ABSTRACT

Mercury is widespread in the environment, occurring in its elemental state (mainly as a vapor), as inorganic mercurous or mercuric salts, and as methylmercury. All three states are interconverted with relative ease in the environment. Biological and environmental conversion mechanisms include reduction to metallic mercury, oxidation to mercuric or mercurous ion, and methylation (1). The latter is a natural process occurring microbially in aquatic sediments. This bacterial biotransformation of inorganic mercury compounds probably accounts for the significant mercury levels seen in fish and leads to significant body burdens at the higher end of the food chain (1,2). In the mammalian organism, all forms of mercury are preferentially converted to bivalent mercury, which attaches to sulfhydryl ligands.
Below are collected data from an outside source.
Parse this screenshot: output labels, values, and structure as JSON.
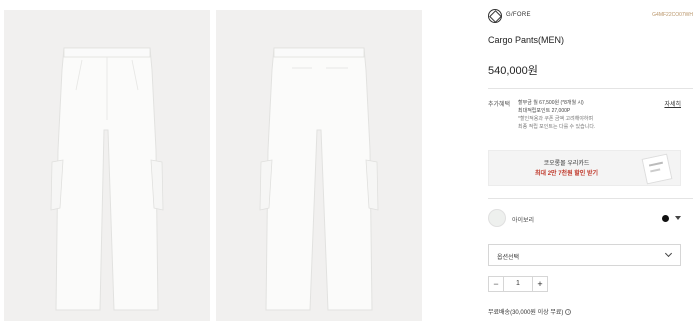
{
  "product": {
    "brand": "G/FORE",
    "code": "G4MF22CO07WH",
    "title": "Cargo Pants(MEN)",
    "price": "540,000원"
  },
  "benefits": {
    "label": "추가혜택",
    "line1": "할부금 월 67,500원 (*8개월 시)",
    "line2": "최대적립포인트 27,000P",
    "line3": "*할인적용과 쿠폰 금액 고려해야하며",
    "line4": "최종 적립 포인트는 다를 수 있습니다.",
    "detail_link": "자세히"
  },
  "coupon": {
    "line1": "코오롱몰 우리카드",
    "line2": "최대 2만 7천원 할인 받기"
  },
  "color": {
    "name": "아이보리",
    "swatch_color": "#eef0ee",
    "dot_color": "#111111"
  },
  "option_select": {
    "label": "옵션선택"
  },
  "quantity": {
    "minus": "−",
    "value": "1",
    "plus": "+"
  },
  "shipping": {
    "text": "무료배송(30,000원 이상 무료)",
    "icon": "info-icon"
  }
}
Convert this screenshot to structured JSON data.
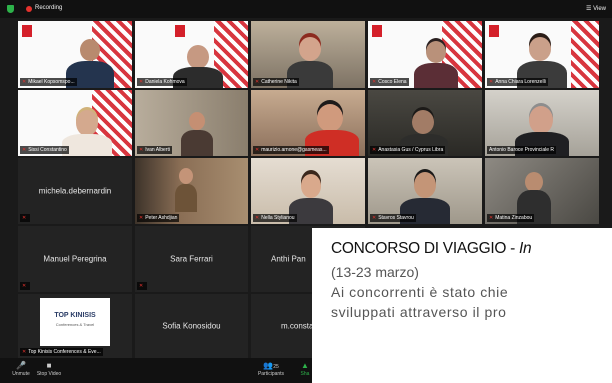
{
  "topbar": {
    "recording_label": "Recording",
    "view_label": "View"
  },
  "tiles": [
    {
      "name": "Mikael Kopsomspo..."
    },
    {
      "name": "Daniela Kohmova"
    },
    {
      "name": "Catherine Nikita"
    },
    {
      "name": "Cosco Elena"
    },
    {
      "name": "Anna Chiara Lorenzelli"
    },
    {
      "name": "Sissi Constantino"
    },
    {
      "name": "Ivan Alberti"
    },
    {
      "name": "maurizio.arnone@gasmeas..."
    },
    {
      "name": "Anastasia Gus / Cyprus Libra"
    },
    {
      "name": "Antonio Baroce Provinciale R"
    },
    {
      "name": "michela.debernardin"
    },
    {
      "name": "Peter Ashdjian"
    },
    {
      "name": "Nella Stylianou"
    },
    {
      "name": "Stavros Stavrou"
    },
    {
      "name": "Matina Zinzabou"
    },
    {
      "name": "Manuel Peregrina"
    },
    {
      "name": "Sara Ferrari"
    },
    {
      "name": "Anthi Pan"
    },
    {
      "name": "Top Kinisis Conferences & Eve..."
    },
    {
      "name": "Sofia Konosidou"
    },
    {
      "name": "m.consta"
    }
  ],
  "logo_tile": {
    "line1": "TOP KINISIS",
    "line2": "Conferences & Travel"
  },
  "overlay": {
    "title_main": "CONCORSO DI VIAGGIO - ",
    "title_italic": "In",
    "dates": "(13-23 marzo)",
    "text_line": "Ai concorrenti è stato chie",
    "text_line2": "sviluppati attraverso il pro"
  },
  "bottombar": {
    "unmute": "Unmute",
    "stop_video": "Stop Video",
    "participants": "Participants",
    "participants_count": "25",
    "share": "Sha"
  },
  "colors": {
    "active_border": "#9ccc2f",
    "mic_muted": "#e5322d",
    "banner_red": "#d4202a"
  }
}
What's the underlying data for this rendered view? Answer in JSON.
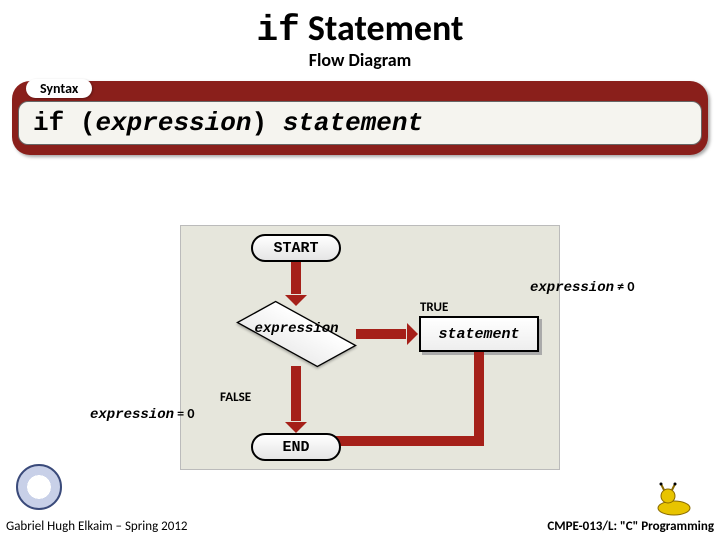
{
  "title": {
    "keyword": "if",
    "rest": "Statement"
  },
  "subtitle": "Flow Diagram",
  "syntax": {
    "tab": "Syntax",
    "keyword": "if",
    "lparen": "(",
    "expression": "expression",
    "rparen": ")",
    "statement": "statement"
  },
  "flow": {
    "start": "START",
    "end": "END",
    "decision": "expression",
    "action": "statement"
  },
  "annotations": {
    "true_label": "TRUE",
    "true_condition_var": "expression",
    "true_condition_rest": " ≠ 0",
    "false_label": "FALSE",
    "false_condition_var": "expression",
    "false_condition_rest": " = 0"
  },
  "footer": {
    "left": "Gabriel Hugh Elkaim – Spring 2012",
    "right": "CMPE-013/L: \"C\" Programming"
  }
}
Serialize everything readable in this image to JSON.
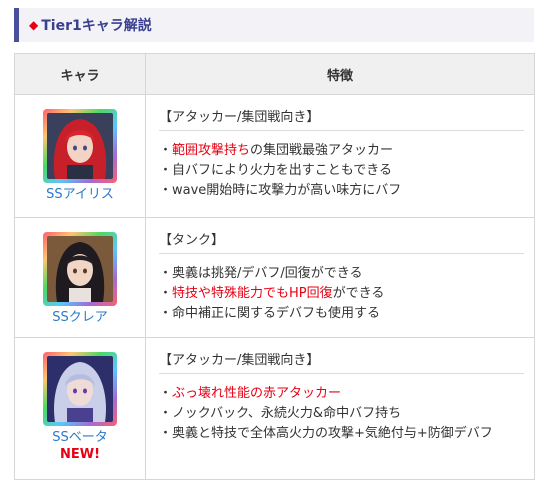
{
  "heading": {
    "marker": "◆",
    "title": "Tier1キャラ解説"
  },
  "table": {
    "headers": {
      "character": "キャラ",
      "features": "特徴"
    },
    "rows": [
      {
        "name": "SSアイリス",
        "new_label": "",
        "role": "【アタッカー/集団戦向き】",
        "bullets": [
          {
            "prefix": "・",
            "hl": "範囲攻撃持ち",
            "rest": "の集団戦最強アタッカー"
          },
          {
            "prefix": "・",
            "hl": "",
            "rest": "自バフにより火力を出すこともできる"
          },
          {
            "prefix": "・",
            "hl": "",
            "rest": "wave開始時に攻撃力が高い味方にバフ"
          }
        ]
      },
      {
        "name": "SSクレア",
        "new_label": "",
        "role": "【タンク】",
        "bullets": [
          {
            "prefix": "・",
            "hl": "",
            "rest": "奥義は挑発/デバフ/回復ができる"
          },
          {
            "prefix": "・",
            "hl": "特技や特殊能力でもHP回復",
            "rest": "ができる"
          },
          {
            "prefix": "・",
            "hl": "",
            "rest": "命中補正に関するデバフも使用する"
          }
        ]
      },
      {
        "name": "SSベータ",
        "new_label": "NEW!",
        "role": "【アタッカー/集団戦向き】",
        "bullets": [
          {
            "prefix": "・",
            "hl": "ぶっ壊れ性能の赤アタッカー",
            "rest": ""
          },
          {
            "prefix": "・",
            "hl": "",
            "rest": "ノックバック、永続火力&命中バフ持ち"
          },
          {
            "prefix": "・",
            "hl": "",
            "rest": "奥義と特技で全体高火力の攻撃+気絶付与+防御デバフ"
          }
        ]
      }
    ]
  },
  "colors": {
    "accent": "#4a4f9b",
    "highlight": "#e60012",
    "link": "#2b79c7"
  }
}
Of the organomercurials, the alkyl derivatives are the more environmentally persistent. In the elemental state, mercury has a relatively high vapor pressure, 0.67 Pa at 37°C, and it is rapidly taken up via the lungs. In North America, pre-industrial annual atmospheric mercury deposition has been estimated at 3.7 µg/m2 annually (3). However, atmospheric concentrations are steadily increasing; by some estimates modern levels are now four times higher (4). The major sources of the estimated 159 tons of mercury emitted annually into the atmosphere in the United States are coal-fired electric utilities, municipal waste incinerators, boilers, and chloralkali plants. Further, mercury levels in soil can attain significant values, due to degassing of unstable amalgams and volatile mercury salts such as mercuric chloride (HgCl2) of natural occurrence. According to the U.S. Department of Energy’s Oak Ridge National Laboratory, plants and soils discharge gaseous elemental mercury at rates significant enough to have a measurable impact on environmental levels. Gas phase emissions can be as high as 100 ng/m2/hr in a heavily forested area, and up to 7.5 ng from contaminated soil. Plants absorb mercury and then release the metal through transpiration in amounts inversely related to ambient concentrations (5).